И чутье не обмануло Егора: стоило ему немного отойти от бани, как он наткнулся на волчьи следы. Они вели через луг к лесу, и Егор пошел по ним, чувствуя, как в нем просыпается охотничий азарт. Словно бы он и не сидел весь год дома, а только вчера вернулся из леса, и вот идет снова. Похрустывал под лыжами сухой февральский снег, морозный ветерок знакомо обжигал лицо, и Егору казалось, что он идет по следу не одного волка, а всей болотной стаи, что волчица не сидит сейчас на цепи, а где-нибудь на лежке ждет наступления ночи, и что встреча с ней еще впереди.

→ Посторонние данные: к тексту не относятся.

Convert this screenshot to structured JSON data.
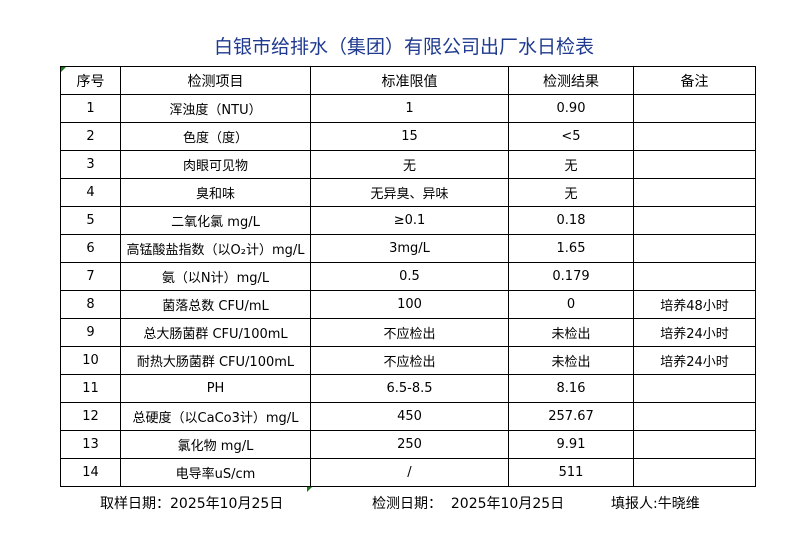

След вел все глубже и глубже в лес, идти по нему и дальше было пустой тратой времени, и Егор решил сделать то, что всегда делают охотники, когда хотят узнать, там ли зверь, где они думают, или же давно ушел. А для этого следовало обрезать круг, то есть, взяв вправо или влево от следа, описать большую окружность и определить, пересек ее след зверя или остался внутри. Пересек — начинай все сначала, увеличивай окружность, нет — зверь находится в круге.

Нелегкое это дело — идти по целине и двадцать и тридцать километров, смотря по тому, как далеко ушел зверь, но Егор надеялся, что его расчеты верны и волк не станет забираться в самую глушь. Все же круг получился немалым, когда Егор вернулся на то место, откуда начал, солнце заметно передвинулось по небу. Но это уже не заботило Егора. Волчий след нигде не вышел за окружность, волк был внутри, и оставалось нагнать на него страху.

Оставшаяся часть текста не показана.